I’m David, in my second year of postdoc in the lab, and my problem are plasmids.
To tell you how I got there I need to explain a bit. I did my PhD in a molecular evolution Lab with Prof. Tal Dagan in Kiel university, Germany. Back then we were interested in the evolution of specific genes. What always became a topic was horizontal gene transfer (HGT). Microbes are able to transfer DNA from one cell to another and thereby exchange functional genes, one way to do that is via transfer of a plasmid. There we go. Plasmids are circular genetic entities, usually shorter than genomes that can encode functional genes and have the ability to move between cells. Many of you might know them as tools in microbiology to transform bacteria and have them perform various new tasks related to genes on the plasmids that can be selectively expressed. Also in public health plasmids that can transfer antibiotic resistance genes are a hot topic since years.
What is it about?
Back in Kiel we were interested in questions like: Do paralogous genes stem from gene duplications or horizontal transfer events? Now that I joined an ecology lab we can see things from a broader perspective. We would like to ask questions like: How does Horizontal gene transfer, that is mediated by plasmids, influence the evolution of entire bacterial communities. From the perspective of a gene to the perspective of an ecosystem.

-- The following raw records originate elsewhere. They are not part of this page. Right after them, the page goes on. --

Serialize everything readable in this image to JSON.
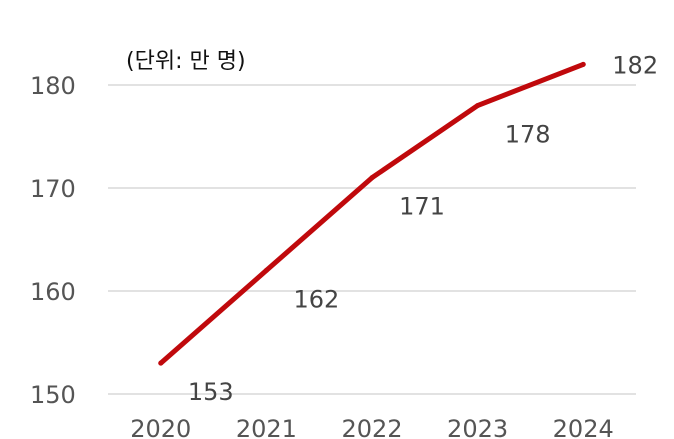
{
  "chart_data": {
    "type": "line",
    "unit_label": "(단위: 만 명)",
    "title": "",
    "xlabel": "",
    "ylabel": "",
    "categories": [
      "2020",
      "2021",
      "2022",
      "2023",
      "2024"
    ],
    "series": [
      {
        "values": [
          153,
          162,
          171,
          178,
          182
        ],
        "color": "#c0090c"
      }
    ],
    "data_labels": [
      "153",
      "162",
      "171",
      "178",
      "182"
    ],
    "ylim": [
      150,
      180
    ],
    "yticks": [
      150,
      160,
      170,
      180
    ],
    "ytick_labels": [
      "150",
      "160",
      "170",
      "180"
    ],
    "grid": "horizontal",
    "gridline_color": "#d9d9d9",
    "legend": "none"
  }
}
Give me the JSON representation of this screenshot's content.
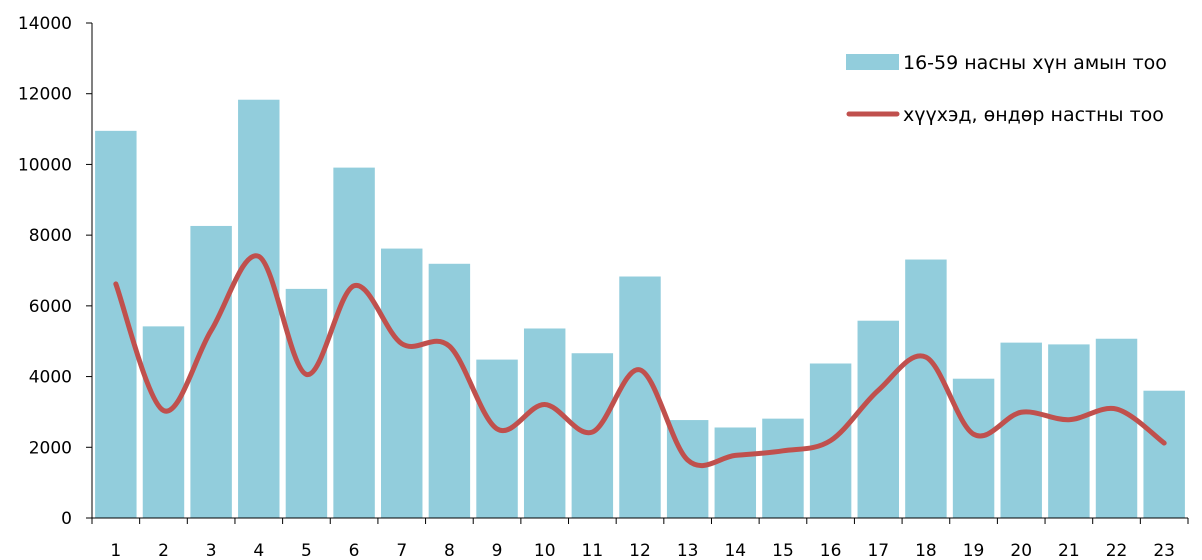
{
  "chart_data": {
    "type": "bar",
    "title": "",
    "xlabel": "",
    "ylabel": "",
    "ylim": [
      0,
      14000
    ],
    "yticks": [
      0,
      2000,
      4000,
      6000,
      8000,
      10000,
      12000,
      14000
    ],
    "categories": [
      "1",
      "2",
      "3",
      "4",
      "5",
      "6",
      "7",
      "8",
      "9",
      "10",
      "11",
      "12",
      "13",
      "14",
      "15",
      "16",
      "17",
      "18",
      "19",
      "20",
      "21",
      "22",
      "23"
    ],
    "grid": false,
    "legend_position": "top-right",
    "series": [
      {
        "name": "16-59 насны хүн амын тоо",
        "type": "bar",
        "color": "#92cddc",
        "values": [
          10950,
          5420,
          8260,
          11830,
          6480,
          9910,
          7620,
          7190,
          4480,
          5360,
          4660,
          6830,
          2770,
          2560,
          2810,
          4370,
          5580,
          7310,
          3940,
          4960,
          4910,
          5070,
          3600
        ]
      },
      {
        "name": "хүүхэд, өндөр настны тоо",
        "type": "line",
        "smooth": true,
        "color": "#c0504d",
        "values": [
          6620,
          3040,
          5300,
          7400,
          4060,
          6570,
          4930,
          4860,
          2520,
          3210,
          2430,
          4190,
          1640,
          1770,
          1900,
          2190,
          3610,
          4550,
          2370,
          2990,
          2780,
          3080,
          2120
        ]
      }
    ]
  }
}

In our Lab we work with Microbiomes, the bacterial communities associated with specific environments. In my case this is the bovine rumen and the human gut. Metagenomic sequencing allows us to capture all the DNA in an ecosystem. We can look at Bacterial species using 16S amplicon sequencing, ask questions about gene functions, and even reconstruct microbial genomes from the metagenome. But to find out which genes are mobile, and can be used by more than one microbe, we need to look at the mobile genetic elements, the plasmids. So we needed a tool to assemble plasmids from the vast and messy metagenomic reads.
The Recycler:
We worked with Roye Rozov and Ron Shamir from Tel Aviv University on a Software that assembles plasmids from metagenomic reads using a graph based approach. Details can be found in the Publication itself. The innovative logic is best explained in my opinion by a ride through a round of recycler: Metagenomic reads are assembled into contigs, using a generic de novo assembler (e.g. SPAdes). Shared k-mers between these contigs tell us which of them are connected in reality, forming bigger genetic entities. This connections create what is the assembly graph.
Now a plasmid will in many cases not entirely be assembles into one contig. Most likely it consists of multiple parts that are connected. Since a plasmid is also circular, it should appear as a circle in the graph. Several contigs connected in a circular way. Moreover, if these stem from the same plasmid, all parts of it should be equally abundant. Imagine a photo of Paris (metagenome) that is cut into a 1000 piece puzzle (reads). If you now look at the roundabout (plasmid) around the Arc de Triomphe (the place where hundreds of German tourists spend half their weekend because they chose an inner lane and can’t get out anymore), You will see that all puzzle parts (contigs) that contain pictures of the circle are connected (k-mers) and you will see that each part exists only once, since this place exists only once in Paris. If there were two identical ones, each part would be there twice and so on. This is how a plasmid is found.
Another part is that some plasmids might share a part. Both have this identical region. In this case, the graph would resemble a shape of the number 8. And the shared part would be found as often as the parts from plasmid A and plasmid B. Let’s lay there are 5 plasmids A and 3 plasmids B, the common contig would have an abundance of 8 since it is present in all of them. Also this can be recognized by Recycler, and both plasmids will be assembled.
What can we do with it?
It allows us to study the plasmidomes of ecosystems (all the plasmids present in an ecosystem). We can ask questions about which genes are encoded upon them and therefore mobile. Speaking of mobile elements, we can use it as well to assembley the genomes of viruses, as long as they are circular and consist of DNA. Adding too many further details would be a bit of a spoiler here. You’ll read that after you summer holiday in an interesting paper. You wouldn’t want George R.R. Martin to tell you the plot of his next novel either, right? And science is at least as in interesting as that. Think about what you would do if you knew the sequence of all plasmids in an ecosystem? What would it be?
Think big into the future (What can we do with it for Sci-Fi fans)
Now what we can talk about is, what research like this can enable us to do in the far future. Specifically, I find it really inspiring to think about application that could be derived from such research and really change something for the better. Did you read Goor’s blog entry? You should! He is talking about the option to engineer the rumen microbiomes of cows in order to decrease methane emission and optimize energy harvest from their feed in order to allow for a more sustainable livestock agriculture. What if we could change the microbiome by inserting plasmids into the bacterial populations that supply the right bacteria with the needed functions to more efficiently harvest energies from their feed? Or think about people that suffer from chronic bowel diseases such as Crohn’s disease or ulcerative colitis. These diseases have been found to be connected to the microbiome, and maybe the functional alteration of the microbiome via plasmids could be a novel way of treatment.